Le maquillage intervient dans un deuxième temps. La technique consiste à chercher un coupable hors du clan et à le désigner à la vindicte publique. Les exemples historiques proches et lointains abondent de quelque côté qu’on se tourne (le bolchevisme, le grand capital et la haute banque, les étrangers, le protectionnisme, les technocrates, les hommes politiques, l’état, les syndicats, la perte des valeurs, les mandarins, J Kerviel, Besancenot, Dolto, le patronat, la nationalité, la religion …). Au besoin on fera mine de sacrifier un pair à la ire de la populace.

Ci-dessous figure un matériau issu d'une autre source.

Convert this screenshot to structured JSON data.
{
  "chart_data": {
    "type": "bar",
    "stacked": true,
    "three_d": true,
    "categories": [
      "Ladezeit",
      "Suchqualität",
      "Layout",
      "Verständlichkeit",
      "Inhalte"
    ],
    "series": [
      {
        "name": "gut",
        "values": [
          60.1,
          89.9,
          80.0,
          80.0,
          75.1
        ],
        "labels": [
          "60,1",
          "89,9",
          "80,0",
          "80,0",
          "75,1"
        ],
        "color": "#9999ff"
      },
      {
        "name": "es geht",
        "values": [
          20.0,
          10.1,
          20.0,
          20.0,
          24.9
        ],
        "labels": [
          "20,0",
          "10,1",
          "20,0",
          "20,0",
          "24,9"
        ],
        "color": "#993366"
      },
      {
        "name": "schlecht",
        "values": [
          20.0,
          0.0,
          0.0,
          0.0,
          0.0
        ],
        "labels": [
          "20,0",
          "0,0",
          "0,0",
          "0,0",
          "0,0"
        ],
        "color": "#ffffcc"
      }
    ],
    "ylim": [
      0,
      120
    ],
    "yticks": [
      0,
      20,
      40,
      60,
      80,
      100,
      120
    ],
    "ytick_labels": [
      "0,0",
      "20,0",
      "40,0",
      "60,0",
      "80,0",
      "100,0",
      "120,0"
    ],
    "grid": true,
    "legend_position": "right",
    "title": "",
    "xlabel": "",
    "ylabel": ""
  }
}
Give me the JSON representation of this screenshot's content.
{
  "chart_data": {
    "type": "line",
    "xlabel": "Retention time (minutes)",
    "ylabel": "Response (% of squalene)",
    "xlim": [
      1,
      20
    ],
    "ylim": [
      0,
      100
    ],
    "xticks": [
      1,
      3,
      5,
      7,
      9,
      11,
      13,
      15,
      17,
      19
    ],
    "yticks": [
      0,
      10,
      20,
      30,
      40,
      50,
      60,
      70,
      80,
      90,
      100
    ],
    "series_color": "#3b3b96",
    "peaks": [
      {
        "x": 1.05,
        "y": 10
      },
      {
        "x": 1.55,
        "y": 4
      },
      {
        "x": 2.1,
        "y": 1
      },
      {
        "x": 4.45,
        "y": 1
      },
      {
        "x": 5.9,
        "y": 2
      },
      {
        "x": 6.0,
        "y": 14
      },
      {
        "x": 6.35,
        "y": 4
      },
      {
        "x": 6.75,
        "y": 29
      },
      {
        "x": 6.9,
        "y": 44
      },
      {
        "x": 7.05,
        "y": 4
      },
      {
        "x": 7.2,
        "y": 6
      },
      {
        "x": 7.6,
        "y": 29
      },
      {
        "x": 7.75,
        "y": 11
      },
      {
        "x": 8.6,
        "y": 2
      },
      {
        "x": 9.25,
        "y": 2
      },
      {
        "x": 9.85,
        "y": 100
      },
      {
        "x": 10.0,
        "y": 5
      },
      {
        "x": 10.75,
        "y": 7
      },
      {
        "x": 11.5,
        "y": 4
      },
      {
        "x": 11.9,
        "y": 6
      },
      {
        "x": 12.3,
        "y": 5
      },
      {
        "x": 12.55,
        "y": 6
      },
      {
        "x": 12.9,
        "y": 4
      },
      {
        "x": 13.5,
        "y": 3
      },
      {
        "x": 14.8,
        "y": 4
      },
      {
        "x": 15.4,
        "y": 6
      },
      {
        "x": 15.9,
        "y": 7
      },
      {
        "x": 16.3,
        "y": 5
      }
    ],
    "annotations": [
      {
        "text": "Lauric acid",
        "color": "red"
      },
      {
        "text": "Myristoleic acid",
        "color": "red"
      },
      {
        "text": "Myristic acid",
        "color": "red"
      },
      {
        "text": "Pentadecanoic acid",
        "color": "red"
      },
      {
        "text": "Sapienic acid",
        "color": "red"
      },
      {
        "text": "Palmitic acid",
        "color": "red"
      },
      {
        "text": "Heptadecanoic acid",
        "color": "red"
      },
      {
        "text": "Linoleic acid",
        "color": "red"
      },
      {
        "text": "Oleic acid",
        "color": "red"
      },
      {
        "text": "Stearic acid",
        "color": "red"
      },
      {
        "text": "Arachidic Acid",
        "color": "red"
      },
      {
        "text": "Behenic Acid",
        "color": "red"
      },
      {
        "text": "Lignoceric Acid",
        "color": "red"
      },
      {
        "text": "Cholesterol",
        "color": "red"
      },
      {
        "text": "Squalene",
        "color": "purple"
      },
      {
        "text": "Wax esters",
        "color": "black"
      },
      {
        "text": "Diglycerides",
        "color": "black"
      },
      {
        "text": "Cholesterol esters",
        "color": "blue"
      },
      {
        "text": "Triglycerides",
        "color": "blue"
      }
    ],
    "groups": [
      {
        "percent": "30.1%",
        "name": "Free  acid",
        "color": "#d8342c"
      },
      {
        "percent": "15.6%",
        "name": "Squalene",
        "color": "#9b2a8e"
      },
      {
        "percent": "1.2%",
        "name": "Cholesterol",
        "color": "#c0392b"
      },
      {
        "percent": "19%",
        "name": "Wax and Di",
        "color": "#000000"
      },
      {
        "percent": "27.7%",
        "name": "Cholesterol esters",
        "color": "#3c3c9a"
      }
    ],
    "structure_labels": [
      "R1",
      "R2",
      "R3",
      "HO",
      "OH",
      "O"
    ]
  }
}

C’est la technique de l’arrière garde en vogue depuis Roland à Roncevaux, via la vieille garde à Waterloo, via la LVF dans Berlin assiégé, via Stalingrad.
La dernière étape, la contrainte, vise à amener le bouc émissaire à admettre sa faute à titre personnel et non es qualité (cf : Messier, Tapie, Kerviel, ...). C’est la menace d’ostracisme, la dénonciation de penchants pervers, de la santé défaillante, à l’extrême la disparition pure et simple. On a connu cela aussi en régime soviétique (koulaks, médecins, juifs, intellectuels …)
C’est le dernier avatar de la mise en place du plan de sauvetage du système bancaire en octobre 2008. Ses dimensions très techniques se prêtaient mal à la transparence auprès de l’opinion publique. La tendance était et reste aujourd’hui est au populisme : « On va punir ! » clamaient quelques dirigeants populistes bien connus . Tiens-tiens ? Qui ? Comment ? Sur quelles bases juridiques ? Quand ? Est ce le bon remède ? Ne serait-il pas plus opérationnel de préparer l’avenir en modifiant les règles du jeu ? Dans l’économie réelle on appellerait cela un retour d’expérience. Que ne le fait-on toujours pas sérieusement ?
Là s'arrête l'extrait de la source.